Where do the groupies go? ‘Never have groupies on here. Never. They’d only get in if we invited them in. But we’d only ever invite friends in.’

Does he sleep OK? I heard he has to take sleeping pills. ‘It is a bit of a rough sleep, but better than a hotel and taking planes all the time because you have to get to the airport two hours early, which is miserable. Then your flight gets delayed.’

He is drinking champagne from a plastic cup. ‘This is for your benefit,’ he says. ‘The tour management went out and bought a bottle of champagne because he thought I should be seen drinking it. Better for my image. Isn’t that sweet? Normally, we drink vodka and beer. In fact, I think I’d rather have a beer, now. Want one?’ He opens a well-stocked fridge then takes me to the back of the bus where there is some seating space. He has one small case which he pulls out from a cupboard. It continues a few pairs of socks, T-shirts and a spare pair of jeans. No photographs or mementos. ‘This is all I have for 14 months on the road,’ he says. ‘I’m not known for style.’

Does he know how much he is worth? ‘No I don’t, not very interested in it to be honest. I travel with hand luggage only. That is why I always seem to be wearing the same clothes in photographs. If a tabloid says my clothes aren’t fashionable or my hair looks stupid, I really don’t worry about it. Don’t have any hair gel.’

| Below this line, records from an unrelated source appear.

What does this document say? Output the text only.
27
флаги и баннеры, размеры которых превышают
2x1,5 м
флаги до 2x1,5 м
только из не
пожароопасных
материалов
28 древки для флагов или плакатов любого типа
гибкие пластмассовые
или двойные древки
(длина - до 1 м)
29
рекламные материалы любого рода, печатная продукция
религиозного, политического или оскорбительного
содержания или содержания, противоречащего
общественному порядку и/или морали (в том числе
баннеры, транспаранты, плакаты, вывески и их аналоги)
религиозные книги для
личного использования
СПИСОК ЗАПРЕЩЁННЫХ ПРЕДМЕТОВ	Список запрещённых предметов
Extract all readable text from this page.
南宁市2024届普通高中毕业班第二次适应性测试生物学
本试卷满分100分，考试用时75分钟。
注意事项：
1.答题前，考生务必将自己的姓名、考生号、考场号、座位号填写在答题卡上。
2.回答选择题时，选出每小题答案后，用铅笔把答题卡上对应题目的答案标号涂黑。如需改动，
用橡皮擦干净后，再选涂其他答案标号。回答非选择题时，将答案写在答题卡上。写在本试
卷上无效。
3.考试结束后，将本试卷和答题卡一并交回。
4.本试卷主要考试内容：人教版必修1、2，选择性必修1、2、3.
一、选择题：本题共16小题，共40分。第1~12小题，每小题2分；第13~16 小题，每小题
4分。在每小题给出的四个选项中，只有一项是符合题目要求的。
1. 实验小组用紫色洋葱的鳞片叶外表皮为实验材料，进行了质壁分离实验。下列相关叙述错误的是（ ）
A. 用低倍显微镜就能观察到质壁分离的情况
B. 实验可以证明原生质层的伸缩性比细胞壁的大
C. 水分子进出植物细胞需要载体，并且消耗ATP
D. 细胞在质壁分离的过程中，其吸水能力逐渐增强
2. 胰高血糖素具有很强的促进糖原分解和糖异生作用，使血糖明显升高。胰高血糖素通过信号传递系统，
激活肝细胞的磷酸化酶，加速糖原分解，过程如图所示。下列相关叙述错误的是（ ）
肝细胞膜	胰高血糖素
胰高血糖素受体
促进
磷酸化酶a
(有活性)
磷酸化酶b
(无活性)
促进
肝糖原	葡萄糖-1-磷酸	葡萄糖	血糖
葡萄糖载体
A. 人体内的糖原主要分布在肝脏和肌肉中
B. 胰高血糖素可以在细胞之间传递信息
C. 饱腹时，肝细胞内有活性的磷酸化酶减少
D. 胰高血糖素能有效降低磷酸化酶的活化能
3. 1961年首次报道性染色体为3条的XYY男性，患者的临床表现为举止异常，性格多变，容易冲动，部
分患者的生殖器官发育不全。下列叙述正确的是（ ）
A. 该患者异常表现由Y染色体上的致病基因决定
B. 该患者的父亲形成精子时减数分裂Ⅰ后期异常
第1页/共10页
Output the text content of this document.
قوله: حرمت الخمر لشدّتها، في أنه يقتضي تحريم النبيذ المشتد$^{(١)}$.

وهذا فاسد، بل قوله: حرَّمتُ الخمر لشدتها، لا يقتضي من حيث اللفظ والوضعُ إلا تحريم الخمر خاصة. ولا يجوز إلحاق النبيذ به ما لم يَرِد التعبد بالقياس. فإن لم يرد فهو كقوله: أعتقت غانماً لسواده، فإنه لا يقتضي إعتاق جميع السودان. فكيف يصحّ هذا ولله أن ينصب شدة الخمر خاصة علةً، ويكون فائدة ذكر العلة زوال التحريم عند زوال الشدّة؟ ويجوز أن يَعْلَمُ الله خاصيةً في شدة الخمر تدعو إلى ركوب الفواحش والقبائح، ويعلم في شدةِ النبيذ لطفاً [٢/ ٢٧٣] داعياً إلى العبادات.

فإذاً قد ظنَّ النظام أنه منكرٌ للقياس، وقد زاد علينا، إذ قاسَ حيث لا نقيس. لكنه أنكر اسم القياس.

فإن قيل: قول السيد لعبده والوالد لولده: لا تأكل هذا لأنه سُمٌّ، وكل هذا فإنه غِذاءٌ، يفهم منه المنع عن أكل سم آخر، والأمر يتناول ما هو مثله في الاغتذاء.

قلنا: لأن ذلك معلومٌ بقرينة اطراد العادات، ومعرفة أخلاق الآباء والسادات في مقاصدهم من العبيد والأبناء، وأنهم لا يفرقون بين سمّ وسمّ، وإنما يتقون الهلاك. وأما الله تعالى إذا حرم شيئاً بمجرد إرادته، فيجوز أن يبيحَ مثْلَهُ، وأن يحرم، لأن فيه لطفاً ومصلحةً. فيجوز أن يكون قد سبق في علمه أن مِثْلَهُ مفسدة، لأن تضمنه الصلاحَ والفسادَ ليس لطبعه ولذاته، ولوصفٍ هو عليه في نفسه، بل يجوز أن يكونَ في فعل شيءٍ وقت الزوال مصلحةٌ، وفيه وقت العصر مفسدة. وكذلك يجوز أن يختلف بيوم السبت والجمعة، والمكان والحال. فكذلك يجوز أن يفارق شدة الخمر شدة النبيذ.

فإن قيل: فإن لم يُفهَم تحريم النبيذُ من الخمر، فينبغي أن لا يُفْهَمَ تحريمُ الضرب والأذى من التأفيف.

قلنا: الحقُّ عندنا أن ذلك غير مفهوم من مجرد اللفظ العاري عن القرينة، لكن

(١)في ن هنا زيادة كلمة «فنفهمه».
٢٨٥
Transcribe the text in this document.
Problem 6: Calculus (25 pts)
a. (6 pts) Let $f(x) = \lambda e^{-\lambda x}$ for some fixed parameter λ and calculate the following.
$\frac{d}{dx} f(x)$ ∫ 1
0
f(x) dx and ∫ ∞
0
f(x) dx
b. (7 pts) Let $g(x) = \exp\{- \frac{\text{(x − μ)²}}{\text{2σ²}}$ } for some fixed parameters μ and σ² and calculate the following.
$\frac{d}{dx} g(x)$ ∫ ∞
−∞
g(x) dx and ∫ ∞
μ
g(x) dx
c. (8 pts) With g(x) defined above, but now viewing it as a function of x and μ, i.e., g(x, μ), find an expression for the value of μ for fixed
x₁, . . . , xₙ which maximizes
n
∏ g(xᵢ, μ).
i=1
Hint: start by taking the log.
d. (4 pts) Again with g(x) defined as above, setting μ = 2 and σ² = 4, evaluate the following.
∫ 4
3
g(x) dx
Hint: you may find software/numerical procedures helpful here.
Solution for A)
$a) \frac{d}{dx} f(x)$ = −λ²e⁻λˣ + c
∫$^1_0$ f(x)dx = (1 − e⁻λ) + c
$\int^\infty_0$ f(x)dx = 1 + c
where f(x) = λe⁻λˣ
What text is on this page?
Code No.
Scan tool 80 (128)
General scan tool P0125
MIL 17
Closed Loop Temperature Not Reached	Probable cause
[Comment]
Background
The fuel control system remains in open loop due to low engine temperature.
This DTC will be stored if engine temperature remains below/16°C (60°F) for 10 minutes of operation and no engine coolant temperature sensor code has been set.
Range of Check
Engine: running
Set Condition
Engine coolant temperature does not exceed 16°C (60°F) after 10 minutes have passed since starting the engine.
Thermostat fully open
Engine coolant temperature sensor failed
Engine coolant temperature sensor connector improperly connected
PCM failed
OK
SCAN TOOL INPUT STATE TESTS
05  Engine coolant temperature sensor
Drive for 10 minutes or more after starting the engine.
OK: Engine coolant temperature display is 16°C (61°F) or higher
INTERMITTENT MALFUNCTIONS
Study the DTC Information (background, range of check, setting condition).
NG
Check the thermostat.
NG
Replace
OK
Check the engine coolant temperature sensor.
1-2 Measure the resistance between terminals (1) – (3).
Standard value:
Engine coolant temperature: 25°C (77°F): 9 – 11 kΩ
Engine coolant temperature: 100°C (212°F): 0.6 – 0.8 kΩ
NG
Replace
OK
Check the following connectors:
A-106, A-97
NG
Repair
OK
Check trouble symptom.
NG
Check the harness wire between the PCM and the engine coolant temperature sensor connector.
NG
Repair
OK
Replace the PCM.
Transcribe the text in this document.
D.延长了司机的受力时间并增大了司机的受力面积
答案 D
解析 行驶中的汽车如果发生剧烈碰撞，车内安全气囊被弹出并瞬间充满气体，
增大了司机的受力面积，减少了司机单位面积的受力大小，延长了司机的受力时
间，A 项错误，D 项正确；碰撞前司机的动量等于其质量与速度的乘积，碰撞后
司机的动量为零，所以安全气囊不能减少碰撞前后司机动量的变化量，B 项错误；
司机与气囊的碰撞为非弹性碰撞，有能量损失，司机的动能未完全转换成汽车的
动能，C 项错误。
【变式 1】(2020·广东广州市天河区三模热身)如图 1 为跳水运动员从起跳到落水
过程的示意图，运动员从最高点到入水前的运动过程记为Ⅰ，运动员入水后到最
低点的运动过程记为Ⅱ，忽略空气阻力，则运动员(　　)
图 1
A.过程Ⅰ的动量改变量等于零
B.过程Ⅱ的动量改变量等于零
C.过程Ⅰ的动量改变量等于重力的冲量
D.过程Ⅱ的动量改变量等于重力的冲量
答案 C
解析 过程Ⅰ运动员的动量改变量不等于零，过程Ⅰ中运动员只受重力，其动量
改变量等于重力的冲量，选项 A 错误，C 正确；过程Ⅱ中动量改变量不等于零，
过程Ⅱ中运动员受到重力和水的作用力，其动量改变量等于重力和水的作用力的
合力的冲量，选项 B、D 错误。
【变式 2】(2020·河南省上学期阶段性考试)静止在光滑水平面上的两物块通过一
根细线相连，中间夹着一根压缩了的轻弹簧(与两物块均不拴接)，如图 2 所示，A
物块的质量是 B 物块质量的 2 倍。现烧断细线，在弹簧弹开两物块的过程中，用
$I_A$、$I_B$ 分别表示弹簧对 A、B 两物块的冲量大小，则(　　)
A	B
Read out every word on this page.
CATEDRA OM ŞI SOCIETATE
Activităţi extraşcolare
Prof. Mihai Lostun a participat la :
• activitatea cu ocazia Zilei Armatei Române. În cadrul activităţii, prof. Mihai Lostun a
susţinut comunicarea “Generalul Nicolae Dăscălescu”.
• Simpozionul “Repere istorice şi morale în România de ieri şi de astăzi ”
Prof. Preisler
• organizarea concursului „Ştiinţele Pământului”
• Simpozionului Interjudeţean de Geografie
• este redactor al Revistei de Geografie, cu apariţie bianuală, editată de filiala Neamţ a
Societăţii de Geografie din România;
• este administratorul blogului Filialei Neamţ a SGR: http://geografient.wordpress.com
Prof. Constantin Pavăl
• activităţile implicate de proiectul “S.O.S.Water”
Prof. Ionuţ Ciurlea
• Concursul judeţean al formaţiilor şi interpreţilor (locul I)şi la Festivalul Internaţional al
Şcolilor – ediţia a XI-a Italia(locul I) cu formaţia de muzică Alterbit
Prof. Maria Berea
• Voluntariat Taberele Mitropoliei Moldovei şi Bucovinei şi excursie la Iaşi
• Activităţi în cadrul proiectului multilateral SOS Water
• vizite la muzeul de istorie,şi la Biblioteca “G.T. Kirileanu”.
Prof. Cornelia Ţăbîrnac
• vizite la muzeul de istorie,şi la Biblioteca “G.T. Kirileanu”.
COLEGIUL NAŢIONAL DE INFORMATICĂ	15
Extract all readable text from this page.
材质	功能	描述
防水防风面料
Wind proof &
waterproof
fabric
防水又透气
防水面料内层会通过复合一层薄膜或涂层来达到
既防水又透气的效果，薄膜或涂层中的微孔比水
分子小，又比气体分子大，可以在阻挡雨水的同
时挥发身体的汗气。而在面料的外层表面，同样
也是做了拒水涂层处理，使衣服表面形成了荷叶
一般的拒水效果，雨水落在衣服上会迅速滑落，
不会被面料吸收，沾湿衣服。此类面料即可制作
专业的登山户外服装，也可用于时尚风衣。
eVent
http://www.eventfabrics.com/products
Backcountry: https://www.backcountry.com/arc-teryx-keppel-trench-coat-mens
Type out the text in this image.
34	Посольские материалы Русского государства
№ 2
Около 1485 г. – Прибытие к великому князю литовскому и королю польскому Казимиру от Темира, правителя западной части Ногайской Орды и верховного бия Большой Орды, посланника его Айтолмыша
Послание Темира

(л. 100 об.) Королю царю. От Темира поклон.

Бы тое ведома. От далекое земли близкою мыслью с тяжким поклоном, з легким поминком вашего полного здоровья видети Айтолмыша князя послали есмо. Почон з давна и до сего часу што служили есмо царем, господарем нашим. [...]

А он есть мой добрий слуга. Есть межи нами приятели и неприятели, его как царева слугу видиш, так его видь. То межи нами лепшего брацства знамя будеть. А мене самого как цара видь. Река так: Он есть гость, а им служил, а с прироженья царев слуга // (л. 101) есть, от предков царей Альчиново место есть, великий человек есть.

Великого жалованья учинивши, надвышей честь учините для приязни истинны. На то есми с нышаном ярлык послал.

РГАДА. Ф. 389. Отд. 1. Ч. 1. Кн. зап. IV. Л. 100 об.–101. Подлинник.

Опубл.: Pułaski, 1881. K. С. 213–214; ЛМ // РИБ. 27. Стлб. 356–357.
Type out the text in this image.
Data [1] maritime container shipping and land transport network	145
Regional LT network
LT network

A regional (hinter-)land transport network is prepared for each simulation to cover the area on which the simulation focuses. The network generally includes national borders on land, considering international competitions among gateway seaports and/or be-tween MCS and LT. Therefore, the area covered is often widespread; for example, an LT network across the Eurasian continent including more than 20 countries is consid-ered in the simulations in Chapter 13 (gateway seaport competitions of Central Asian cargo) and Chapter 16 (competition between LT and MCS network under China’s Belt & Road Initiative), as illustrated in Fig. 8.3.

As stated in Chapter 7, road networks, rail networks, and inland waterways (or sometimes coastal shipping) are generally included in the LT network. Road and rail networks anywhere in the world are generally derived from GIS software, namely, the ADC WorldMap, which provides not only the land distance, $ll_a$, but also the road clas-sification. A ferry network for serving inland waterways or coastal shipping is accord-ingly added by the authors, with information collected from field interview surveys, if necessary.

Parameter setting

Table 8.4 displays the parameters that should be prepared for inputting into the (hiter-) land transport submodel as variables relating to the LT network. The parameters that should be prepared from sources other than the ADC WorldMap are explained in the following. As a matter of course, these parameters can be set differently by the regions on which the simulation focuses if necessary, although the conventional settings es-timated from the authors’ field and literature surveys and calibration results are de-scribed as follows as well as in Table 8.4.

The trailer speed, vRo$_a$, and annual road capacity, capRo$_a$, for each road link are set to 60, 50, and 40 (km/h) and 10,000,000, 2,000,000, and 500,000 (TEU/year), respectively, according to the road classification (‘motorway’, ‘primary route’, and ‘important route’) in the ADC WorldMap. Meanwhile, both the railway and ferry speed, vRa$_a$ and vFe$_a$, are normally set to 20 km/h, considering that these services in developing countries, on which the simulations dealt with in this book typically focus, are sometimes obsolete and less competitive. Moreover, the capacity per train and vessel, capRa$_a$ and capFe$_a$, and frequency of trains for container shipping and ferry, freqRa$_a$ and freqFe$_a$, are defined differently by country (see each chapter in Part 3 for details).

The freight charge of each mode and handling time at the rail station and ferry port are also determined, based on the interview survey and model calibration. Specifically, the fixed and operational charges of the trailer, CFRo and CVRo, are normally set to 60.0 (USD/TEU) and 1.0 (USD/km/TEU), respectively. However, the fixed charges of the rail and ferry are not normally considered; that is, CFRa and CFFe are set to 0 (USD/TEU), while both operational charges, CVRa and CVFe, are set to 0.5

In London, he takes the Tube or the bus. He prefers pubs to restaurants. When he goes to Ibiza, he flies easyJet. Still, that’s at home. Presumably on the road he can afford to be more self-indulgent.

Another lyric that we can only assume is autobiographical is ‘I’ve taken a s—load of drugs’. It is. Though his only comment on the subject is that he has ‘a comfortable relationship with drugs’. His relationship with fame is less comfortable. Oscar Wilde said there were two forms of tragedy: not getting what you want, and getting it. Is that how it felt for him when he went to number one? ‘Actually, I don’t think I had been dreaming about it. Certainly, I hadn’t anticipated being so recognisable so quickly.

‘I do remember getting a phone call from the record company, who said both the single and the album have gone to number one, and thinking, “S—, this is not what I expected.” I hadn’t prepared myself for it. Number two is great. Number two is nice. I sensed then it would mean having to change from being a musician to being a celebrity and that that would be a change for the worse. Fame doesn’t affect me, but it does affect everyone else around me. As for celebrity, it is the worst invention of the modern world. Gossip columns treat your life as if it were a cartoon. Relationships reduced to cartoons.’

Although there are other public-school bands around at the moment – Radiohead, Coldplay – Blunt seems to have suffered more than most from a perception that he is too posh to be credible. His family name is Blount (and his middle name Hillier), but he changed it to Blunt to sound, well, blunter and more proletarian.

When he tells me he would nevertheless still send a son of his to Harrow – ‘I think I would. I think I would. Public schools make individuals rather than sheep’ – I ask what he makes of the mood change now that the old Etonian David Cameron has made it OK to be posh. ‘Is it? I must come back to Britain immediately. Is it really safe to come back?

‘It’s not a dirty word to be posh, people come up to me and no one gives a damn if I’m posh. It’s about having a normal conversation and looking people in the eye.’

We head back to the dressing-room where he puts on his feather boa and novelty sunglasses then we wander back downstairs to have a word with Sheryl Crow, who is signing autographs. This is the moment at which the keyboard player says: ‘This way to the good-time room girls’ and the silent groupies dutifully appear.